Perhaps moreover known for being sampled by le Kanye West in his track "Stronger," it is impossible to deny that Daft Punk craft excellent tracks.  From "Da Funk" to "Around the World," "Face to Face," "One More Time," and "Robot Rock," Daft Punk essentially have mastered their form of art.  Their beats are uncomplicated, and perhaps therein lies the charm.  They utilize basic beats but the layers above add the character to the track, allowing for someone to simply be "grabbed" and pulled into the song (and, perhaps, into dancing).  Oftentimes, unlike other artists, they tend to emphasize the groove and tend to delve into "funk"-ier areas of existence, such as "Da Funk," which is essentially a clinic on how to groove like a master.

But it's really their live material where they shine.  On Alive 1997, they essentially DJ for 45 straight minutes, rolling through such prime cuts like "Rollin' and Scratchin'," the oft-mentioned "Da Funk," among other tracks.  The tracks are stretched, altered, and fixed up to match the length, with interludes and other bits providing perfect segues in between the more recognizable sections.  Then, on Alive 2007, Daft Punk essentially provide a "Greatest Hits" DJ-mashup attack, smartly and cleverly combining tracks to provide new glances at them and give them a fresh context and meaning.  "Television Rules the Nation" kicks off one track, and when combined with "Crescendolls" off of Discovery, gives both tracks strange new life as the tone of "Crescendolls" gets dramatically altered with "Television Rules the Nation" thumping under it.  "Face to Face" is also a prime example of such as the disco feel in the backbeat is replaced by the "Harder Better Faster Stronger" theme, giving the song a fresh backdrop and also a subliminal meaning that gels quite nicely with the intent of "Face to Face" before it segues into "Short Circuit."

While I certainly love Discovery, Homework, and Human After All to death, it is impossible to say that Daft Punk aren't a better live machine than a studio machine.  And that is saying quite a lot given that Discovery is at least a "masterwork +," Homework is a "masterwork" and Human After All is "reasonably good" (tracks off of Human After All benefit considerably on Alive 2007 with the mashups providing new context and life).

Regardless, after waxing at length about the prowess of Daft Punk, the point is this: after listening to them for awhile and finally getting into it, their records made me realize that perhaps electronica/dance could perhaps contain what I have always sought in music, that being "soul."  It's not the same sort of "soul" as I had been searching for prior, and that is the likely reason why I hadn't found it; I simply wasn't looking in the right place for the "soul" of the work.  Amidst all the rigidity in structure, form, and instrumentation, the "soul" was indeed possible in the energy of the work, that it infiltrates you and makes you unable of doing anything else but enjoying the work present.

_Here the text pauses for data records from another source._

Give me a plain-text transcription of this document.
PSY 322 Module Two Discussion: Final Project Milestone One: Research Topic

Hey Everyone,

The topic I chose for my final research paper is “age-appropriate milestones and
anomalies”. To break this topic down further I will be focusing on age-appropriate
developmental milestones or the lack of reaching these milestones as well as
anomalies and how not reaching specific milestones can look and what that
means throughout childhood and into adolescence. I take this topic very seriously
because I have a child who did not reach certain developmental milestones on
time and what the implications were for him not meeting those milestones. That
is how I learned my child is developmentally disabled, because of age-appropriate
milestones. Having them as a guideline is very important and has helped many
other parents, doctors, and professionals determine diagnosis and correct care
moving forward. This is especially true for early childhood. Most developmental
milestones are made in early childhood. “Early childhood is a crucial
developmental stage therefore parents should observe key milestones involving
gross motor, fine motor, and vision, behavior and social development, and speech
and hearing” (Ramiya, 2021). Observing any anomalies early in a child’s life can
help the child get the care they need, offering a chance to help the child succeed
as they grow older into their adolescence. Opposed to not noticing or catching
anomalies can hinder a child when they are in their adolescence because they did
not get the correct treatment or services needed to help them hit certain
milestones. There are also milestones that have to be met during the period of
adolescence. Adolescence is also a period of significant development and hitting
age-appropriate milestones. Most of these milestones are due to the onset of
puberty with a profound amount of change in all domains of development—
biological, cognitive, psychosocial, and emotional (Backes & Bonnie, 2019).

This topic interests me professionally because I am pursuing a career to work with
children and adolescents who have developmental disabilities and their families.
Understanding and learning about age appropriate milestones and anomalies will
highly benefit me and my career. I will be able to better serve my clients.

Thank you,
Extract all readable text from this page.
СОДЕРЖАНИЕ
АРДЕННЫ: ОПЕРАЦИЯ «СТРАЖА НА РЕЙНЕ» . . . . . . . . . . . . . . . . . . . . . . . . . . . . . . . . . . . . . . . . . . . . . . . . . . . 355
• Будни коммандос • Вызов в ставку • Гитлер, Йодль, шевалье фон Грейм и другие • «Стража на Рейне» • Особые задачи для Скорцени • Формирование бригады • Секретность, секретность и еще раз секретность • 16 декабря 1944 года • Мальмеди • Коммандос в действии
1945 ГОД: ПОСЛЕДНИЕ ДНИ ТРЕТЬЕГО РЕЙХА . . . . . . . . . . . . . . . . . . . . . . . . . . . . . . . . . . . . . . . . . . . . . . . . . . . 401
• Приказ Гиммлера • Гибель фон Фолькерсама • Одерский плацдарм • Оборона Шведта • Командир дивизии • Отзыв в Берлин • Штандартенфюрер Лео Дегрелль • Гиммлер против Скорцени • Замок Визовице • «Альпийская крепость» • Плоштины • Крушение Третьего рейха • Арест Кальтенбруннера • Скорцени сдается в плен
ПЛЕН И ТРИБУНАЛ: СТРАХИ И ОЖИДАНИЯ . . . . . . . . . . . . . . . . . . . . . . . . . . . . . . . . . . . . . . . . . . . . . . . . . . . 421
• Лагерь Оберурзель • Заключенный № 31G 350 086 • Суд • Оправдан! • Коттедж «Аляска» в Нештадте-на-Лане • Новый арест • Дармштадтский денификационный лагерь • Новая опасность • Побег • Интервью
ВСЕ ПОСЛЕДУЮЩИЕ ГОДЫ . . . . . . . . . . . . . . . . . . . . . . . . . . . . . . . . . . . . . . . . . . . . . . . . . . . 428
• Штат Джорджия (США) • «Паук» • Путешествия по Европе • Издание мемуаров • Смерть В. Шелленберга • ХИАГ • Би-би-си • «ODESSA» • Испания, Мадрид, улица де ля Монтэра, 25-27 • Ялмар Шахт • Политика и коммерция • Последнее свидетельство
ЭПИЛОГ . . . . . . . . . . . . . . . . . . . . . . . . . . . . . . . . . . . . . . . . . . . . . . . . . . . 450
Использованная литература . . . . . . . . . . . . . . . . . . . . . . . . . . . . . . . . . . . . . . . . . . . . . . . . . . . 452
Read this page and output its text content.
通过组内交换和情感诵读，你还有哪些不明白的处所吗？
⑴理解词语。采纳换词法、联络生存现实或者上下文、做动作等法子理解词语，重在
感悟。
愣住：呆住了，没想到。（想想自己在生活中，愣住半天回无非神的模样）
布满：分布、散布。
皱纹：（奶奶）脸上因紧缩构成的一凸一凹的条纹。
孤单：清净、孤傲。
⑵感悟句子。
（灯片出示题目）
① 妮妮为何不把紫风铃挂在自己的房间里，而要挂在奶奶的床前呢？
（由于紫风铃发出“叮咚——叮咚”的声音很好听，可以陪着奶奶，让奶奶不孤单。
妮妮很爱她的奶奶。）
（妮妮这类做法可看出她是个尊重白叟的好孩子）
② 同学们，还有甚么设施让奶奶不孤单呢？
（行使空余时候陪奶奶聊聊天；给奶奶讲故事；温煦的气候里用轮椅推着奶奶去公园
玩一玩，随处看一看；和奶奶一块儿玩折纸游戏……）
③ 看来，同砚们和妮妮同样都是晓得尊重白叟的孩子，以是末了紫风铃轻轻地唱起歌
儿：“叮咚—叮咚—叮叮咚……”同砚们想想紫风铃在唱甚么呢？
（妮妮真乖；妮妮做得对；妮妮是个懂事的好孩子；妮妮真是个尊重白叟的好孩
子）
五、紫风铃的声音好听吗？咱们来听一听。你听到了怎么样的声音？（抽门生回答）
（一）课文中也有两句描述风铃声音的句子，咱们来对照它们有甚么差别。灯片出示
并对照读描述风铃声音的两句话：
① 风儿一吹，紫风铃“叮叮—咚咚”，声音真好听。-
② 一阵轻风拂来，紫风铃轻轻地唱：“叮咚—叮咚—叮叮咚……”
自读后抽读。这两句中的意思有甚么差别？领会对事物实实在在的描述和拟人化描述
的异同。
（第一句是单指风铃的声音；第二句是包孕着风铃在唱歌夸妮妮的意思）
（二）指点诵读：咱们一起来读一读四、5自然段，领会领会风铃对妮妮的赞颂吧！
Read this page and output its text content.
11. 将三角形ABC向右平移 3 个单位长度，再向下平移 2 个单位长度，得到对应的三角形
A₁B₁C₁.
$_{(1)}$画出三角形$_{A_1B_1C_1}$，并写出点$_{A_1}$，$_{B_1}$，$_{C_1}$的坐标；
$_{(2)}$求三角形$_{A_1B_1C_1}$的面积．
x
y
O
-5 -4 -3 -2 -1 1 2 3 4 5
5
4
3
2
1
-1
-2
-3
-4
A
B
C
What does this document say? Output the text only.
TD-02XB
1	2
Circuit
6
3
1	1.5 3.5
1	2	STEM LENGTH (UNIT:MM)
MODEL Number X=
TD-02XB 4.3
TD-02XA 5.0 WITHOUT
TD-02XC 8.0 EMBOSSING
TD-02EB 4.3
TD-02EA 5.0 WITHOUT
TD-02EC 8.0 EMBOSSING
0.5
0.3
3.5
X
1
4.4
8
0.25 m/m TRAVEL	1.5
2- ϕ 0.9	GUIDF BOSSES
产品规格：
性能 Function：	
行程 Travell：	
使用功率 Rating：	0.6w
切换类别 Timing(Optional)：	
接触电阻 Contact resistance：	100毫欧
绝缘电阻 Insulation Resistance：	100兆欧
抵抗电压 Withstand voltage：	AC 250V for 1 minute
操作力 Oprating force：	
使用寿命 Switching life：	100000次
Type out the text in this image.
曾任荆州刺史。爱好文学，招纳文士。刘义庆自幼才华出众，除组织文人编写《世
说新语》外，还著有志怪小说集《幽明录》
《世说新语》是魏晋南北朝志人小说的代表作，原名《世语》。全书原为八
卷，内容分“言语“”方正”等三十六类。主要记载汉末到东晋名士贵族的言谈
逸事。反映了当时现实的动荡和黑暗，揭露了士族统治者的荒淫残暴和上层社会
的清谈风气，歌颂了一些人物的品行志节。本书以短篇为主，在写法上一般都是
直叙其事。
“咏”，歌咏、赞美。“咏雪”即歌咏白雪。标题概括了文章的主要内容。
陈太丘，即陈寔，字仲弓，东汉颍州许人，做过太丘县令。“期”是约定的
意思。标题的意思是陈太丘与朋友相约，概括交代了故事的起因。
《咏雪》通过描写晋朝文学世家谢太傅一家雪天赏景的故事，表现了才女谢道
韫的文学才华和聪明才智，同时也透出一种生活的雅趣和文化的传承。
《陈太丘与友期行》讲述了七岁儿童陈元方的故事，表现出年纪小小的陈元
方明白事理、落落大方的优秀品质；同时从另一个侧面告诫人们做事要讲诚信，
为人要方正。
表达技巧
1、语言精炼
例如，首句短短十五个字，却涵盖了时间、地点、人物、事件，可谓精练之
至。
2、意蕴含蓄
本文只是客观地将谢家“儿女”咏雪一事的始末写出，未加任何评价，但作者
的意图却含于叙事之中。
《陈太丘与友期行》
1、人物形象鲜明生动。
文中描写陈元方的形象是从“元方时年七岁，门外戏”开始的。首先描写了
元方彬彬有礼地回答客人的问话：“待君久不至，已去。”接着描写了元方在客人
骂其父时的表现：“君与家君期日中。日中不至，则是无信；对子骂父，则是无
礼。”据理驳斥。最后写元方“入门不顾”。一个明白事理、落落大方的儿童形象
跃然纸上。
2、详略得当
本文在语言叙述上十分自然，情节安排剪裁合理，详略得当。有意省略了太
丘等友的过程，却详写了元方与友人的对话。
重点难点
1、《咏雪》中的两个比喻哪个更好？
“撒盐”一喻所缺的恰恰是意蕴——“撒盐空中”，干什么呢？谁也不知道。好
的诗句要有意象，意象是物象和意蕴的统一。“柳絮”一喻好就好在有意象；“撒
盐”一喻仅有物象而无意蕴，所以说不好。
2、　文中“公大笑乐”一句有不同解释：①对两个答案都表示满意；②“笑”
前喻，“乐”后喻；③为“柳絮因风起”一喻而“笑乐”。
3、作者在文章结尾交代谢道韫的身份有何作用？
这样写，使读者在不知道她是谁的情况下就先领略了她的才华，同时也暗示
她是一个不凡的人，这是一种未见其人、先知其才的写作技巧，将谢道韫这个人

I am no electronica/dance expert, but the existence of Daft Punk disproved my "technological advancement is bad for music" theory.  I had figured it was a sure way to wipe the soul straight out of a work, but I was apparently wrong, as a compelling counter-argument has revealed itself.  Daft Punk could perhaps be a rare exception to the rule, but an exception's existence makes the theory likely wrong.  Further examination will likely have to follow.  But that still doesn't mean that I prefer modern music to old-school music, it just means that I undervalued it.

PS. I have an odd question: is there EVER an inappropriate time to listen to Daft Punk?  I thought so.